JAKARTA, JOGLOSEMARNEWS.COM – Pilpres 2024 memang sudah lewat sejak putusan oleh Mahkamah Konstitusi(MK) dan penetapan oleh Komisi Pemilihan Umum (KPU) pada Rabu (24/4/2024).
Akan tetapi ada putusan MK yang dinilai menggantung dan masih menyisakan pertanyaan.
Hal itu sebagaimana diungkapkan oleh Ahli Konstitusi dari Universitas Islam Indonesia (UII) Yogyakarta, Ni’matul Huda.
Dengan keputusan MK tersebut, Ni’matul Huda bahkan mengaku khawatir hukum akan kembali tertinggal oleh perkembangan yang terjadi di masyarakat.
Dia menjelaskan, hakim konstitusi Arsul Sani sempat menyebut bahwa dalil politisasi bantuan sosial alias bansos sulit untuk dibuktikan.

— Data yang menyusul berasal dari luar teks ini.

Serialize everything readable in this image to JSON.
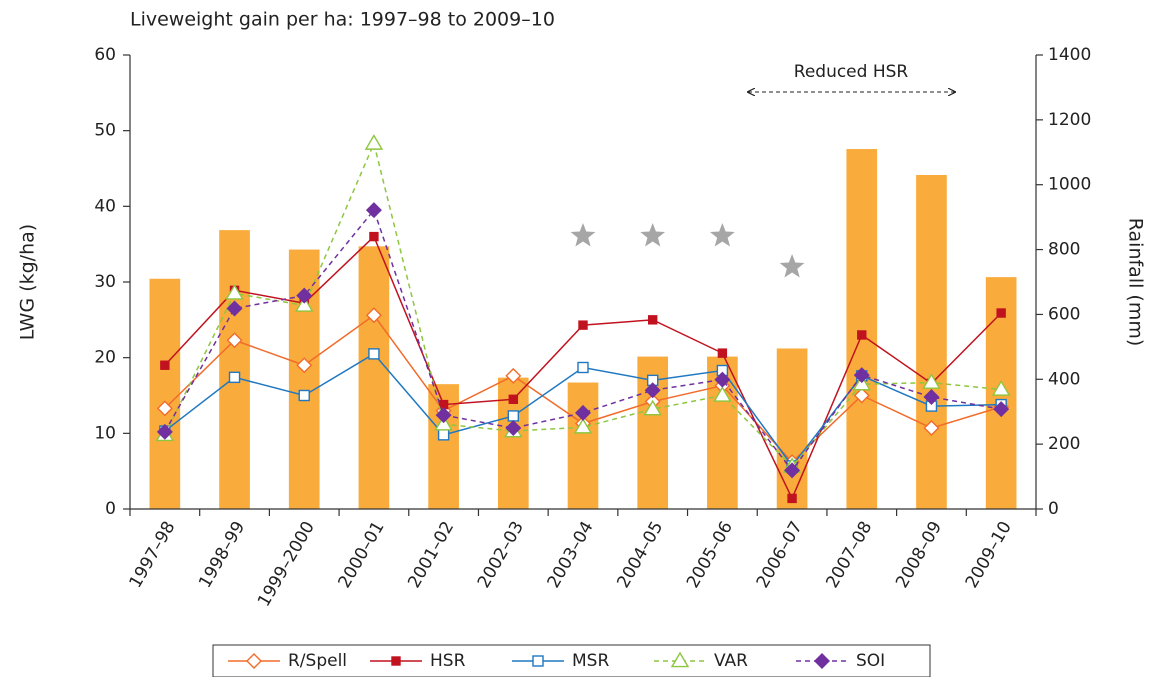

Saat itu, Arsul menilai, bansos tidak berpengaruh terhadap kemenangan Prabowo Subianto dan Gibran Rakabuming Raka.
“Ini enggak bisa diterima. Saya khawatirnya, lagi-lagi, hukum itu selalu ketinggalan mengikuti perkembangan masyarakatnya,” kata Ni’matul dalam acara Eksaminasi Publik atas Putusan MK tentang PHPU Pilpres yang dipantau secara daring pada Sabtu (4/5/2024).
Guru Besar Hukum Tata Negara UII itu menjelaskan, ahli ekonomi saja bisa mendalilkan adanya keterkaitan antara pemberian bansos dengan perolehan suara. Sedangkan hakim MK, kata dia, belum sampai sana.
“Nah sehingga banyak PR (pekerjaan rumah), calon hakim atau hakim terpilih perlu juga diberi semacam pembahasan materi-materi yang terkait dengan mungkin perkembangan terbaru,” ujar Ni’matul.
Dia mencontohkan sistem rekapitulasi suara pemilu alias Sirekap. Menurut Ni’matul, hakim MK juga butuh sedikit pengetahuan mengenai hal-hal seperti itu.
Seperti diketahui, MK telah menolak permohonan secara keseluruhan Anies Baswedan-Muhaimin Iskandar dan Ganjar Pranowo-Mahfud Md. pada 22 April 2024 lalu. Artinya, pemohon tidak dapat membuktikan dalil-dalil yang mereka ajukan.
Kendati demikian, ada tiga hakim konstitusi yang memberikan dissenting opinion alias pendapat berbeda. Ketiganya adalah Arief Hidayat, Saldi Isra, dan Enny Nurbaningsih.
Ini menjadi dissenting opinion pertama dalam sejarah perselisihan hasil pemilihan umum atau PHPU pilpres di Mahkamah Konstitusi.
Dalam pendapat mereka, ketiga hakim ini sepakat bahwa MK seharusnya mengabulkan sebagian permohonan Anies-Muhaimin dan Ganjar-Mahfud. Yakni, dengan melakukan pemungutan suara ulang atau PSU di sejumlah daerah.